Sonó el teléfono de la habitación, para que nos dirigiéramos a la habitación de la pareja. No pude evitar preguntar a Comodón cómo se sentía. Me respondió que nervioso y muy expectante. Golpeamos la puerta, el Pirata la abrió lentamente, escondiéndose detrás de ella, por estar desnudo. La entrada daba acceso a un pasillo, a mano de­recha se encontraba el cuarto de baño. La habitación, ligeramente en penumbra, las cortinas, tipo ignífugas, cerradas en su totalidad, producían una oscuridad como si fuera casi de noche.

—¡Pasad, pasad! —insistió el Pirata—. Una vez cerrada la puerta de la habitación, encendió la luz del baño, lo cual proporcionó cierta claridad al estar entreabierta la puerta. Esa penumbra permitió la vi­sión de la entrepierna del Pirata. Fue entonces cuando entendimos la razón de por qué esa mujer no dejaba las citas con su compañero y amigo. Al bordear la esquina del pasillo, allí, tumbada sobre la cama, estaba ella. Llevaba puesto un sostén de color negro y borde rojo, braguitas del mismo color, medias con ligas y tacones. ¿En la cama con tacones? ¡Nunca había visto cosa igual! Lo máximo que habían contemplado sus ojos eran las famosas en bikini de la revista Diez Minutos, cuyos pósters pegaba tras la puerta de su taquilla. Ta­paba su cara un pequeño antifaz, a juego con el resto de la ropa. De sus orejas colgaban unos pendientes de aro, los más grandes que había visto hasta ese mismo momento. Al oírla hablar, su voz se le antojó algo varonil:

—¡Hola!, ¡así que vosotros sois los amigos de mi excelente amante!

—Sí, sí —respondimos al unísono mirándonos y preguntando con la mirada al Pirata qué hacíamos.

Él nos entendió perfectamente.

—¡Venid, acercaos, vamos a comernos este rico manjar! —dijo mientras hacía con su mano un ademán de torero de capa que ter­minó sobre la cama donde se encontraba ella recostada como una nueva maja semidesnuda. Trascurrieron dos horas hasta que salieron, y parecía que hubieran venido de una guerra ¡de las de verdad! Y una obsesiva pregunta: ¿había sido realidad?

Lo cierto es que, para Pontificio, la dichosa mili trastocó sus pla­nes de futuro, truncó su expectativa de iniciar una carrera e ir a la universidad, que era su sueño. Sentía predilección por Veterinaria, pues un tío suyo había ejercido como tal y ganó dinero a espuertas.

Su desvío sobre el plan prefijado se debió a la aparición en el cuartel de unos guardias ofertando el ingreso en el Cuerpo, y sin más se apuntó.

Tras el paso de cinco meses por la academia obtuvo el primer destino en Palma de Mallorca, lo cual supuso cruzar el inmenso y azulado Mediterráneo hasta la isla bonita. Pronto se encantó de sus gentes y sus costumbres. Se defendía con el mallorquín, lo entendía perfectamente. El tiempo trascurría sin darse cuenta. Si por él hu­biera sido se hubiera quedado para siempre. Del ostracismo isleño lo sacó su padre, quien cierto día lo llamó inquiriéndole sobre las perspectivas que tenía para su vida: que si pretendía quedarse de guardia para siempre, que si era una lástima que no aprovechara los estudios alcanzados y no ascendiese... Le tocó el amor propio y le hizo poner los pies en tierra, por lo que de inmediato comenzó a prepararse para ascender a cabo. No le costó demasiado esfuerzo superar las pruebas, y tuvo un buen destino en la Policía Judicial de la Dirección General de la Guardia Civil, en Madrid.

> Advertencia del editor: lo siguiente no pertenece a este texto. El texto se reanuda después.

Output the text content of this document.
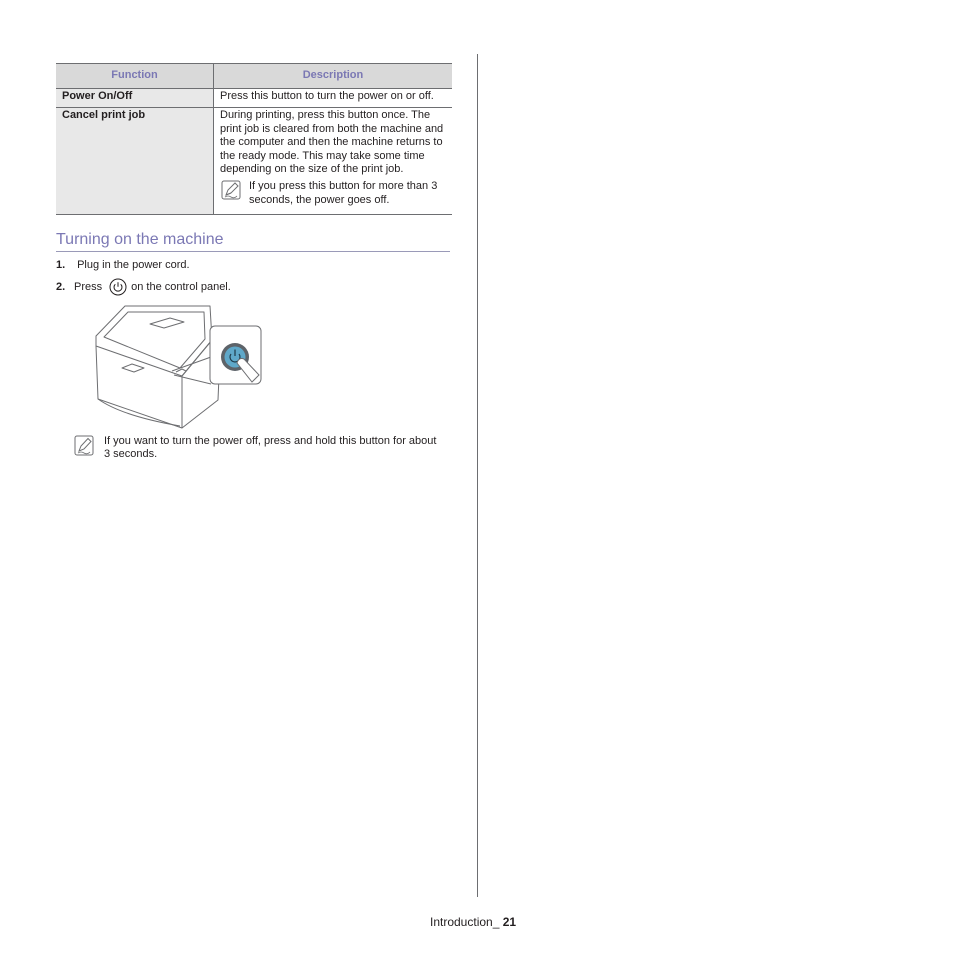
Function	Description
Power On/Off	Press this button to turn the power on or off.
Cancel print job	During printing, press this button once. The print job is cleared from both the machine and the computer and then the machine returns to the ready mode. This may take some time depending on the size of the print job.
If you press this button for more than 3 seconds, the power goes off.
Turning on the machine
1. Plug in the power cord.
2. Press	on the control panel.
If you want to turn the power off, press and hold this button for about 3 seconds.
Introduction_ 21
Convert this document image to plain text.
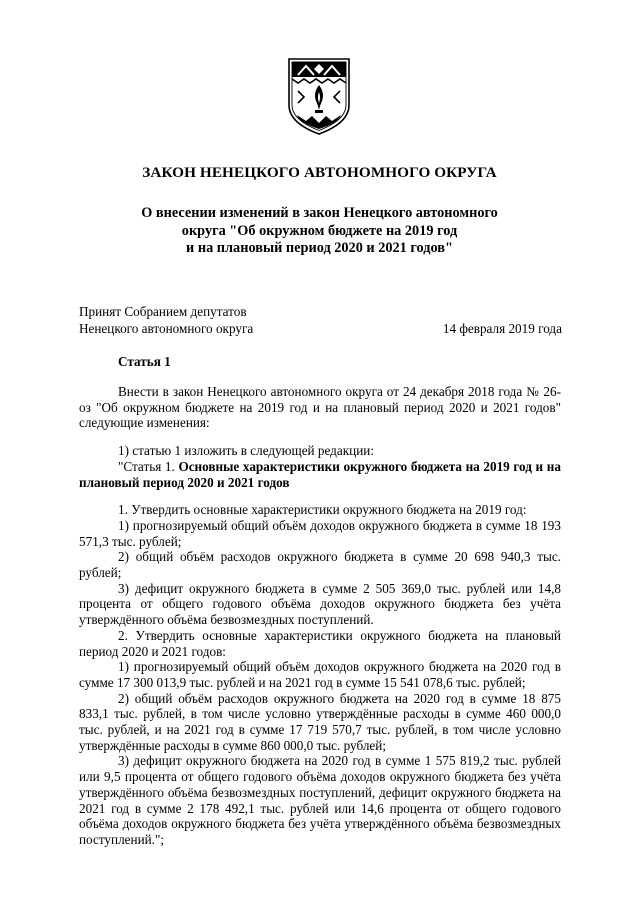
ЗАКОН НЕНЕЦКОГО АВТОНОМНОГО ОКРУГА
О внесении изменений в закон Ненецкого автономного
округа "Об окружном бюджете на 2019 год
и на плановый период 2020 и 2021 годов"
Принят Собранием депутатов
Ненецкого автономного округа	14 февраля 2019 года
Статья 1

Внести в закон Ненецкого автономного округа от 24 декабря 2018 года № 26-оз "Об окружном бюджете на 2019 год и на плановый период 2020 и 2021 годов" следующие изменения:

1) статью 1 изложить в следующей редакции:

"Статья 1. Основные характеристики окружного бюджета на 2019 год и на плановый период 2020 и 2021 годов

1. Утвердить основные характеристики окружного бюджета на 2019 год:

1) прогнозируемый общий объём доходов окружного бюджета в сумме 18 193 571,3 тыс. рублей;

2) общий объём расходов окружного бюджета в сумме 20 698 940,3 тыс. рублей;

3) дефицит окружного бюджета в сумме 2 505 369,0 тыс. рублей или 14,8 процента от общего годового объёма доходов окружного бюджета без учёта утверждённого объёма безвозмездных поступлений.

2. Утвердить основные характеристики окружного бюджета на плановый период 2020 и 2021 годов:

1) прогнозируемый общий объём доходов окружного бюджета на 2020 год в сумме 17 300 013,9 тыс. рублей и на 2021 год в сумме 15 541 078,6 тыс. рублей;

2) общий объём расходов окружного бюджета на 2020 год в сумме 18 875 833,1 тыс. рублей, в том числе условно утверждённые расходы в сумме 460 000,0 тыс. рублей, и на 2021 год в сумме 17 719 570,7 тыс. рублей, в том числе условно утверждённые расходы в сумме 860 000,0 тыс. рублей;

3) дефицит окружного бюджета на 2020 год в сумме 1 575 819,2 тыс. рублей или 9,5 процента от общего годового объёма доходов окружного бюджета без учёта утверждённого объёма безвозмездных поступлений, дефицит окружного бюджета на 2021 год в сумме 2 178 492,1 тыс. рублей или 14,6 процента от общего годового объёма доходов окружного бюджета без учёта утверждённого объёма безвозмездных поступлений.";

Por su buen hacer y gran valía personal estaba bien considerado tanto por los de arriba como por los de abajo, de tal manera que cir­culaba por la dirección el siguiente lema: contra el choricín, no lo dudes y avisa a Pistín. Era conocedor de que sus compañeros así lo habían apodado tras el esclarecimiento de algunos delitos que, gra­cias a su perseverancia, logró aclarar tras encontrar pequeñas pistas que para otros habían pasado desapercibidas. Tales actuaciones le reportaron beneficios con alguna que otra condecoración que se enorgullecía de lucir en los actos de la Patrona, así como sendos di­plomas que colgaban en las paredes del despacho. El mayor premio era la carga positiva en su autoestima.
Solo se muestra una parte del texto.